Focusing primarily on medicinal plants, the garden has well-explained and labelled displays of plants grouped by their function, both in traditional and modern medicine. 50 gardeners effectively maintain public display areas and plant production occurs on site.
(There were many exciting and unique plants in the garden!! And most definitely photo worthy, as demonstrated by Pandora )
The group was shown several special collections by deeply knowledgeable plant experts, the most impressive of which was the fern collection. This has a long history in parallel with the garden and it was here that scientists discovered the plant with the most known chromosomes of any living thing in the 1990s. (The plant is Ophioglossum reticulatum and 2n=1260, though I am sure you knew that already!).
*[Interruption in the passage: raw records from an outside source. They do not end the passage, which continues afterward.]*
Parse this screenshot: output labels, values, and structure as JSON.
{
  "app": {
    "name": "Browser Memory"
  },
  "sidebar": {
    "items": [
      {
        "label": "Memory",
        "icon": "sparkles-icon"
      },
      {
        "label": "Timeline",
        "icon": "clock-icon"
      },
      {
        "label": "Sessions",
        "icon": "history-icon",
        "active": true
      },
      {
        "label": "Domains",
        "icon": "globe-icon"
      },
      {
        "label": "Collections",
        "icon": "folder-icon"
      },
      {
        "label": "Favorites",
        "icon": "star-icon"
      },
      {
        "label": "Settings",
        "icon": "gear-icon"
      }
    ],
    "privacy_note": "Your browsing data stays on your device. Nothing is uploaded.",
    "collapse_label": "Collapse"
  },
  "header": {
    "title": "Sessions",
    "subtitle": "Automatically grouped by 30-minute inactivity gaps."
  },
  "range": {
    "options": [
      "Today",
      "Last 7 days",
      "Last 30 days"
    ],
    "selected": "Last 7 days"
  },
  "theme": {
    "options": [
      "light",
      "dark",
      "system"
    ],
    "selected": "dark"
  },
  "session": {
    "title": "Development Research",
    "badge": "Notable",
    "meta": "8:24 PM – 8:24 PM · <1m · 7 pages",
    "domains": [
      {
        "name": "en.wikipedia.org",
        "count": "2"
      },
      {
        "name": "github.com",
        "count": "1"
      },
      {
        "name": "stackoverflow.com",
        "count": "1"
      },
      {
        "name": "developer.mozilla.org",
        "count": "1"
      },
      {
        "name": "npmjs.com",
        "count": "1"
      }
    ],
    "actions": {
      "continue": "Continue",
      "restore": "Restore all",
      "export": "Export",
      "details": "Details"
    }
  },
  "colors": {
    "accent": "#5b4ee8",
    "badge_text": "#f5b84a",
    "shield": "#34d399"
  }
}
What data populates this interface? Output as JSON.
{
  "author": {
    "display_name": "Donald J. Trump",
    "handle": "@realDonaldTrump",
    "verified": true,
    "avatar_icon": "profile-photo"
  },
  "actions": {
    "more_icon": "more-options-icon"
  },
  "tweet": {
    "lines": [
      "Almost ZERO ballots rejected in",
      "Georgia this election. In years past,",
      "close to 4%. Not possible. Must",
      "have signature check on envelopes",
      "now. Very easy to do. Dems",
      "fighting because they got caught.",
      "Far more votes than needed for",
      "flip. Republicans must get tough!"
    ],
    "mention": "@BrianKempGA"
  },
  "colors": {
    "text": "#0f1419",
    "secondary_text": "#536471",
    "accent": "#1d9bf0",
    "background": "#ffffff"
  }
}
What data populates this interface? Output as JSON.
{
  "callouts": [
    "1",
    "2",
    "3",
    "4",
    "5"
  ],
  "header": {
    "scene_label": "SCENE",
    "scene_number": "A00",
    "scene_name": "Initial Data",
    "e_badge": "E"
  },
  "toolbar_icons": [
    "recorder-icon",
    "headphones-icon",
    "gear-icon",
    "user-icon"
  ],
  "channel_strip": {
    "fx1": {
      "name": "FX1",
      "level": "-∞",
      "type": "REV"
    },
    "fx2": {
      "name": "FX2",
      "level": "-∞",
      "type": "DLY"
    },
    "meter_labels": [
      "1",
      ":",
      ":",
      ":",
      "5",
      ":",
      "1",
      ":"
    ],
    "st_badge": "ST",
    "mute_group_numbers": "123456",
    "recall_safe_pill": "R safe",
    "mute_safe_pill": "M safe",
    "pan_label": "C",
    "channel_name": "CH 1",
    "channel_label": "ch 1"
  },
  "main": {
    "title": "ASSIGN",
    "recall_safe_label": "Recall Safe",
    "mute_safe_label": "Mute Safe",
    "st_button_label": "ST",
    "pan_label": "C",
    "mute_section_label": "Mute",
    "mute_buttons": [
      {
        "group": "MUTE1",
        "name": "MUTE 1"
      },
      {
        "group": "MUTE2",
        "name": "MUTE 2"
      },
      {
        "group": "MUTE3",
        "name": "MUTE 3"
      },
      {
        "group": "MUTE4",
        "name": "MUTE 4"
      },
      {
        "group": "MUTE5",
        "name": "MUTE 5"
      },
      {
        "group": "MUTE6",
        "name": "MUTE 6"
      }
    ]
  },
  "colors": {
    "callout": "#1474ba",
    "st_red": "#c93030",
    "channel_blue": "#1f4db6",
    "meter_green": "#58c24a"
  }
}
(Harvested coconut shells are used for their orchidarium)
Of 250 identified ferns in South India, NTBGRI holds 220, in addition to a collection of wider geographic origin. A collection of Cycads is being created for research and display, the only one in Southern India. The success of this is the greater as there has never been the opportunity for staff to visit any other collection elsewhere in the world.
The primary focus of the garden is the conservation of medicinal plant species and research using these plants. These are under considerable threat due to over collection by the rural population from forest areas. The garden has a team of 100 scientists based in the garden, in addition to field teams in the forests. Research covers many fields including ethnopharmacology, phytochemistry, bioinformatics, systematics and conservation biology.
(Everything about the garden was breathtaking, including the views out into the surrounding natural landscape!)
There are few areas of unspoilt forest to collect from, but the botanic garden has been working with local people to collect from sacred groves, which have not been subject to the same level of change through plant harvesting. New species continue to be described and the traditional medicinal properties of plants examined in the light of modern science.
(The Cacti House)
As with any garden, signs of changing weather patterns is evident to those with consistent local experience. A major cause of concern here? – That falling temperatures are causing the showpiece Victoria amazonicas to grow smaller each year!
Other causes for concern were raised, particularly the damage to the gardens mission being caused by the CITES regulations. A significant reduction in the gardens ability to cooperate with other major botanic gardens around the world has occurred in line with the inability to move plant materials. It was clear that there is a desire and ability to partner with gardens elsewhere but this hinders cooperation and communications remain difficult.
(The group with some of our expert plant guides)
Finally, a note about the drive! This was our first major experience of India and we were thrown in the deep-end. Navigation was by asking at each junction and village, as we careered through the suburbs of Trivandrum then the rural forest edge. On arrival we were all shaken, physically by the ride, and emotionally by what we had seen – what an amazing country! After this, we are ready to take anything in our stride.